U2 To Sell Off Stages
Three of their \"claws\" will be sold as permanent venues
Billboard reports that after the record-setting two-year-plus 360 trek, U2's management plans to sell off three of the full, four-legged, 29,000-square-foot steel structures as venues unto themselves.
"It's certainly our intention to see these things recycled into permanent and usable ventures," U2 tour director Craig Evans told Billboard.biz earlier this month. "It represents too great an engineering feat to just use for the tour and put away in a warehouse somewhere."
Evans added that the U2 camp is "now in discussions to send them into different places around the world and have them installed as permanent venues. Some major events have shown interest in these, from four different continents - and we haven't even really put the word out yet."
Evans declined to mention specific potential buyers for the structures but said that most of the ideas are "for turning them into full interior pavilions and amphitheaters.
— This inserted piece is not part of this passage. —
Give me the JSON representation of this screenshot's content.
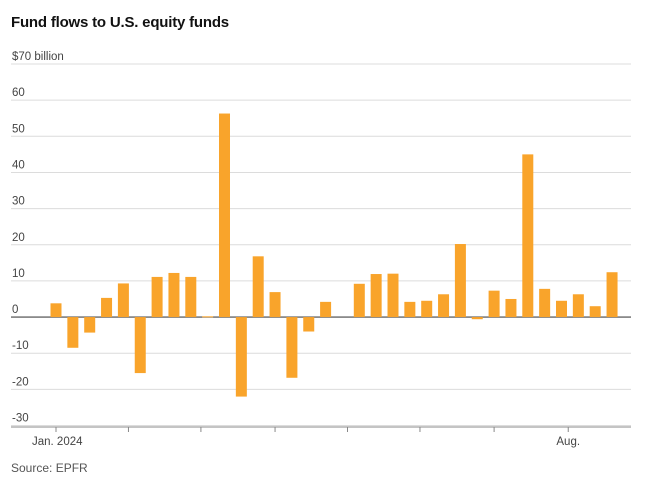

They're something you can put up on a waterfront and become an instant skyline icon. We know that the inquiries will keep coming in."
And, Evans added, it hardly hurts that the 360 Tour is the biggest in history, on track to play to some seven million fans and gross $700 million by the time it finishes.
"Having been part of the biggest tour of all time, they're pretty well tried and tested," he said. "They can carry weights no other structure can consider, and since they're already developed and designed you can probably complete a venue in a one-month period instead of a two-year build period."